Best ever ~ reviewed by S. Teller
Best Rake I ever used or owned….It grasps the leaves very easily….I say if you need a rake this is the one to own….
worth every penny ~ reviewed by gary
When I looked at this rake I was not sure that it was worth $32, I read some of the reviews and took the chance. I’m the maintenance person for a very large property and have been buying the plastic rakes at a major supply warehouse and the rakes break as soon as I use them. I bought this rake last year and it’s still like new, I have over 20 acres of property that I rake by hand. The rake is small but light and I can go all day with it because it does a great job with less effort, Don’t let the size fool you, it will do a better job then a large rake with less back breaking. I can’t say enough about this rake
Not good for beds or hard surfaces ~ reviewed by P. Turick
Tried this “greatest rake” but it wasn’t so great for our pea-rocked yard (we have no grass). The rounded head of this flexible rake would be good for large leaf quantity on soft ground. Smaller quantities on hard surfaces can’t be raked due to it’s curvature, flex and with the pea rocks we rake on, it too damn hard to get leaves up. Bed cleaning is the same.

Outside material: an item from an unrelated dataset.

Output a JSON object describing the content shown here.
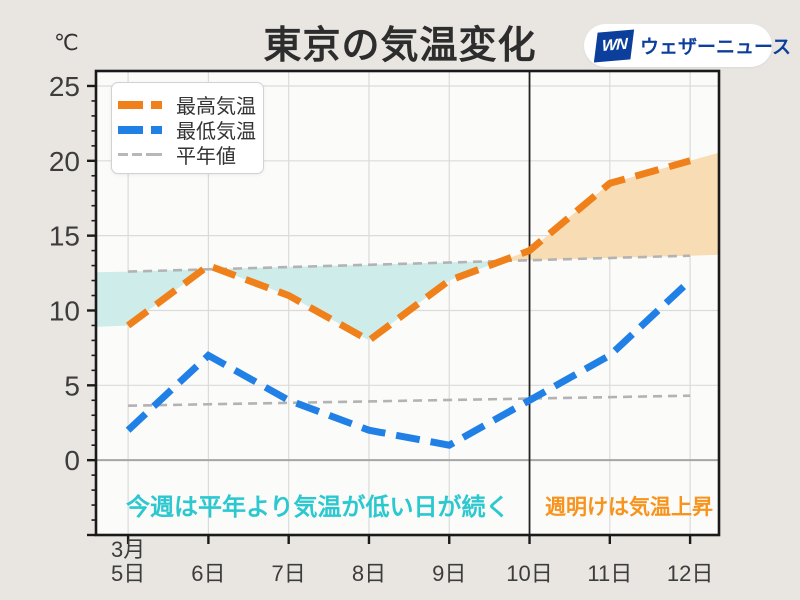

Picks up the mulch w/ the leaves. Large leaves or large piles would work. Not for us.
Am buying a contractor grade metal (flat) spring rake. Old standby is always a safe bet.

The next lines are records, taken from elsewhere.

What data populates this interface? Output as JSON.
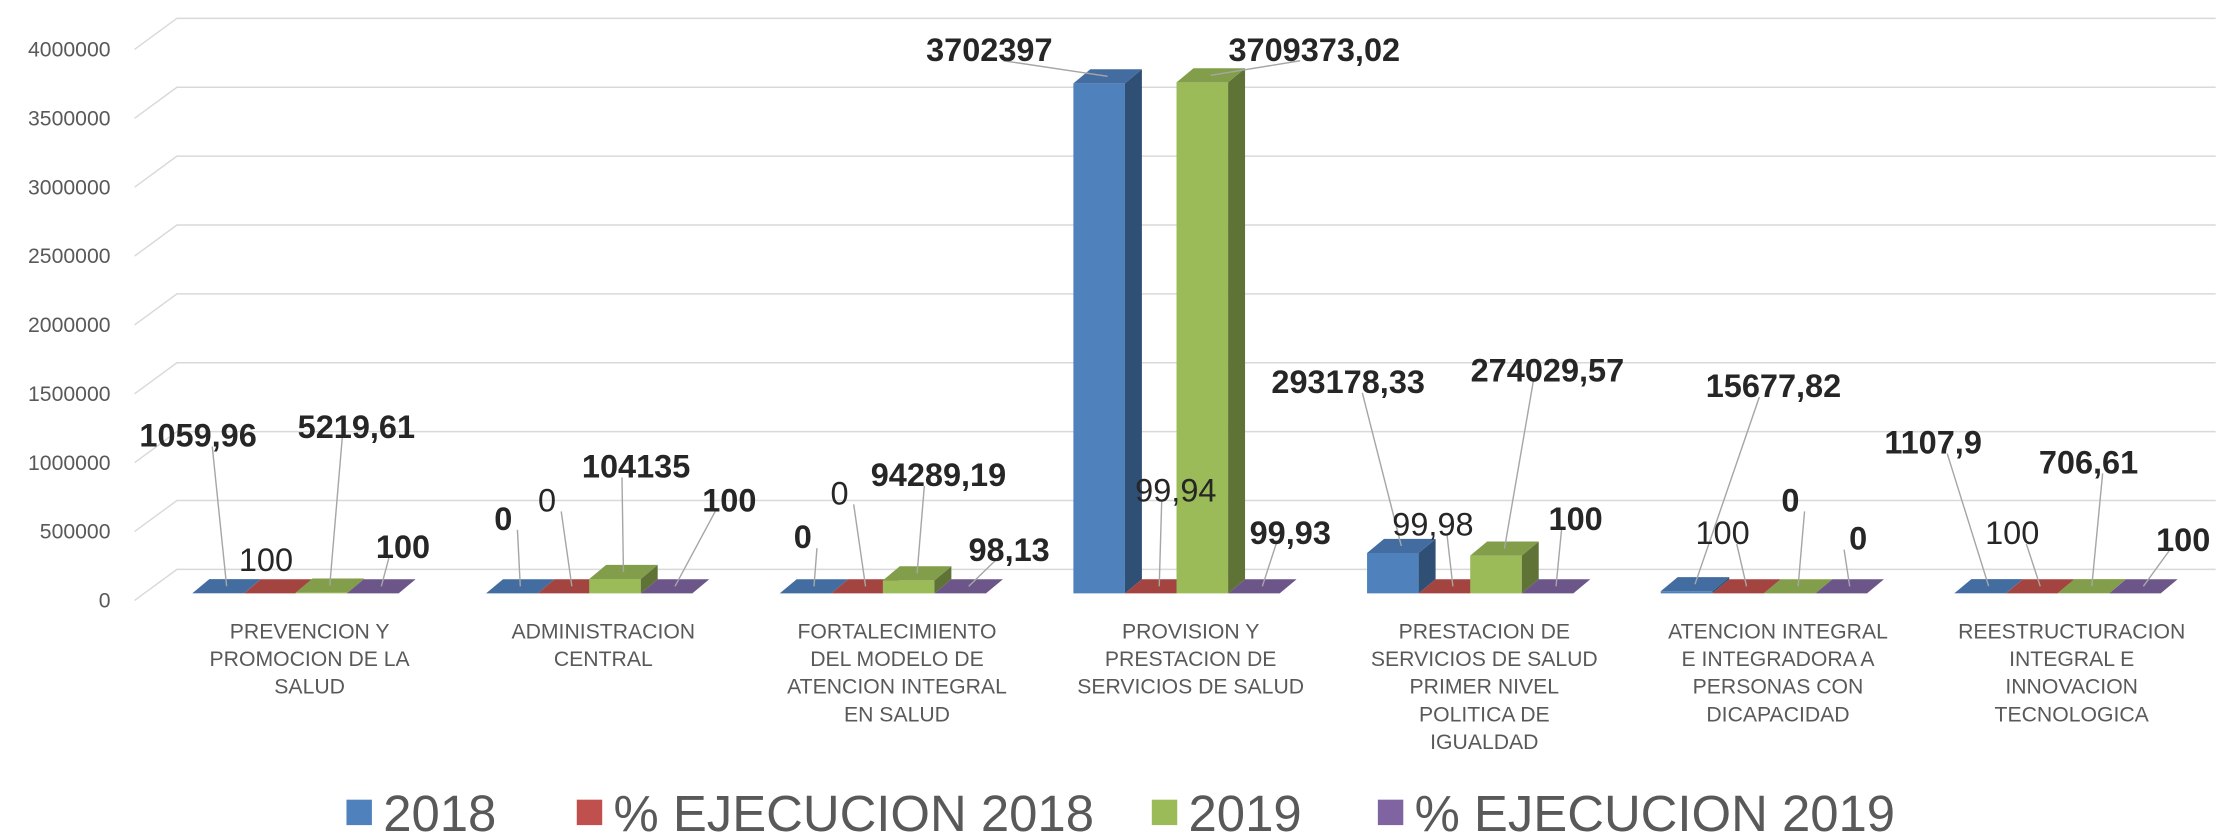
{
  "chart_data": {
    "type": "bar3d",
    "categories": [
      "PREVENCION Y PROMOCION DE LA SALUD",
      "ADMINISTRACION CENTRAL",
      "FORTALECIMIENTO DEL MODELO DE ATENCION INTEGRAL EN SALUD",
      "PROVISION Y PRESTACION DE SERVICIOS DE SALUD",
      "PRESTACION DE SERVICIOS DE SALUD PRIMER NIVEL POLITICA DE IGUALDAD",
      "ATENCION INTEGRAL E INTEGRADORA A PERSONAS CON DICAPACIDAD",
      "REESTRUCTURACION INTEGRAL E INNOVACION TECNOLOGICA"
    ],
    "series": [
      {
        "name": "2018",
        "color": "#4f81bd",
        "values": [
          1059.96,
          0,
          0,
          3702397,
          293178.33,
          15677.82,
          1107.9
        ],
        "value_labels": [
          "1059,96",
          "0",
          "0",
          "3702397",
          "293178,33",
          "15677,82",
          "1107,9"
        ]
      },
      {
        "name": "% EJECUCION 2018",
        "color": "#c0504d",
        "values": [
          100,
          0,
          0,
          99.94,
          99.98,
          100,
          100
        ],
        "value_labels": [
          "100",
          "0",
          "0",
          "99,94",
          "99,98",
          "100",
          "100"
        ]
      },
      {
        "name": "2019",
        "color": "#9bbb59",
        "values": [
          5219.61,
          104135,
          94289.19,
          3709373.02,
          274029.57,
          0,
          706.61
        ],
        "value_labels": [
          "5219,61",
          "104135",
          "94289,19",
          "3709373,02",
          "274029,57",
          "0",
          "706,61"
        ]
      },
      {
        "name": "% EJECUCION 2019",
        "color": "#8064a2",
        "values": [
          100,
          100,
          98.13,
          99.93,
          100,
          0,
          100
        ],
        "value_labels": [
          "100",
          "100",
          "98,13",
          "99,93",
          "100",
          "0",
          "100"
        ]
      }
    ],
    "ylim": [
      0,
      4000000
    ],
    "yticks": [
      0,
      500000,
      1000000,
      1500000,
      2000000,
      2500000,
      3000000,
      3500000,
      4000000
    ],
    "grid": true,
    "legend": "bottom"
  }
}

Not “The Greatest” ~ reviewed by Rachel Mallett
This is a nice rake, but I have had to work on it multiple times already and have had to replace one of the nuts. I do love the way it rakes (it is very flexible, easy to clean off stuck leaves) but it needs to be put together better. I have another rake that isnt as flexible or easy to clean but I havent had to work on it once.
Deceiving size ~ reviewed by Kat
My first impression of this rake is that for the $, it is a lot smaller than I expected. The label reads easy to rake over beds. It looks impressive, but I was looking for a larger commercial grade rake. I am not sure how long the bolted tines will stay together? It’s not what I was looking for.
Not the greatest, but still the best ~ reviewed by mark tomboulian
I have been using this rake commercially, through various manufacturer’s sell-outs to other companies for 25 years, and I rarely see other companies using it, though I don’t know why–probably hard to locate. We use this rake for hours every day and with very heavy use they last an average of four months, when regular rakes last one month. The original name “sweep-all” is an accurate one, as it works to easily pick up needles, small leaves, wet leaves, maple seeds, etc. that we have here in the Pacific Northwest. It is no longer a “lifetime rake”–the old nut and screws that held the replaceable tines to the handle has been replaced with a hex-nut screw that shears off after a while (we replace these with an appropriately-sized nail and bend it over upon arrival), and the T-frame that holds the floating tines has been cheapened up and made thinner so that it bends back over time (we straighten these in a table vise to restore rigidity). The biggest downgrade has been the quality of wood in the handle–it may snap in two if you try to move a heavy pile. When a head is no longer reparable, we save the best tines and use them for replacement on other rakes.
It is not designed for huge pile cleanup, it is a maneuverable rake for bed work, getting in corners and edges and between plants, and with practice you can rake debris against your foot, hold it on the rake, and transfer to a waiting receptacle, which you cannot do with a big rake. All the cons aside, I feel spoiled when I see how well this rake performs compared to common metal-tine rakes.
Raking is a form of meditation ~ reviewed by A. Frampton
So my husband who is the official leaf ‘raker’ in the family has given his highest kudos to this rake. He rakes our yard, the sidewalk, the road, anywhere there are leaves, or might be leaves. We do go through a rake every 2 years but I find that considering the abuse he puts those poor rakes through it is cheaper than therapy.